Compacting the error produced by the human-collected historical training data is the fact that ML methods force a binary decision: this object is either a banana or it isn’t a banana (with more or less probabilistic certainty), but the machine cannot consider whether the object could be a plantain. Forcing a binary view of the world means abandoning a nuanced understanding that things — people, ideas, words — can be many at once, none at all, or something completely different. Over-reliance on ML for decision-making leads us to bad decisions that are, inherently, human.
This is where I and others see the humanities and humanists playing a part in our current data-driven world. Humanists are accustomed to work with uncertainty, doubt and nuance in ways that escape the deterministic models that currently guide the development of ML and AI. Humanists and the humanities need to engage with, shape, and define the next generation of ML algorithms, rather than simply sit back and claim the end of the world is nigh. Perhaps a first step in that direction is to include ML and AI into our current humanities research. There are already many interesting projects doing so, and more are sure to follow.
From my perspective, involving the humanities in the development and use of ML has the potential to be beneficial to computer and data science, humanities’ research, and the wider society. On the one hand, humanities’ datasets are usually large, irregular, complex, and human-readable (rather than machine-readable), which creates an interesting challenge for ML at every turn: (relatively) simple tasks that humans perform with little difficulty — such as understanding handwritten documents — can be tricky for machines to replicate; ‘messy’ data that might be useless with today’s ML algorithms can help the development of newer, more refined solutions; and crucially, because we as humanists are rarely interested in clear-cut perspectives, we can help develop algorithms that reflect a more nuanced view of the world.

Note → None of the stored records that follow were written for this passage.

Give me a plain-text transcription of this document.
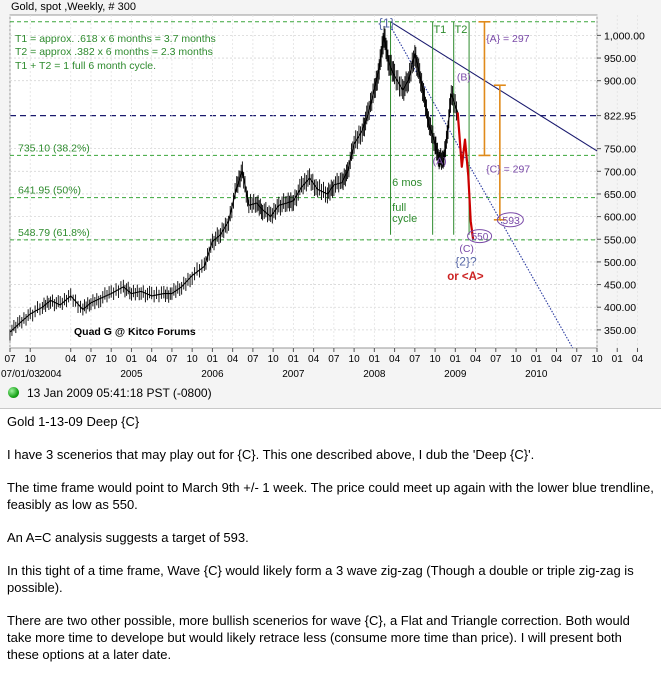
Gold, spot ,Weekly, # 300
735.10 (38.2%)
641.95 (50%)
548.79 (61.8%)
{1}	T1 T2
(A)
(B)
6 mos
full
cycle
{A} = 297
{C} = 297
593
550
(C)
{2}?
or <A>
1,000.00
950.00
900.00
822.95
750.00
700.00
650.00
600.00
550.00
500.00
450.00
400.00
350.00
07 10	04 07 10 01 04 07 10 01 04 07 10 01 04 07 10 01 04 07 10 01 04 07 10 01 04 07 10 01 04
07/01/03 2004	2005	2006	2007	2008	2009	2010
T1 = approx. .618 x 6 months = 3.7 months
T2 = approx .382 x 6 months = 2.3 months
T1 + T2 = 1 full 6 month cycle.
Quad G @ Kitco Forums
13 Jan 2009 05:41:18 PST (-0800)

Gold 1-13-09 Deep {C}

I have 3 scenerios that may play out for {C}. This one described above, I dub the 'Deep {C}'.

The time frame would point to March 9th +/- 1 week. The price could meet up again with the lower blue trendline, feasibly as low as 550.

An A=C analysis suggests a target of 593.

In this tight of a time frame, Wave {C} would likely form a 3 wave zig-zag (Though a double or triple zig-zag is possible).

There are two other possible, more bullish scenerios for wave {C}, a Flat and Triangle correction. Both would take more time to develope but would likely retrace less (consume more time than price). I will present both these options at a later date.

On the other hand, precisely because humanists often work with very large, very unruly datasets (be it entire libraries of literature, or centuries of handwritten records), the picture we are able to put together is rarely a complete one. As humanists, we are merely the librarians of Babel, roaming its huge expanse extracting what meaning we can from an infinitesimally small proportion of human knowledge. ML and other AI technologies have the potential to reveal to us that big picture, to read the Library of Babel in its entirety. The potential for ML and AI in humanities research is immense, from the automation of repetitive tasks, to the analysis of large amounts of data, to simply opening up new, unthought avenues of humanistic research.
ML and AI more broadly are far from perfect, and nothing like the solution to all the world’s problems that some tech-evangelists would have us believe; but they are here and are not going anywhere. As humanists, we have a decision to make: we either get lost by ourselves in the Library of Babel, or we work together to make sense of it.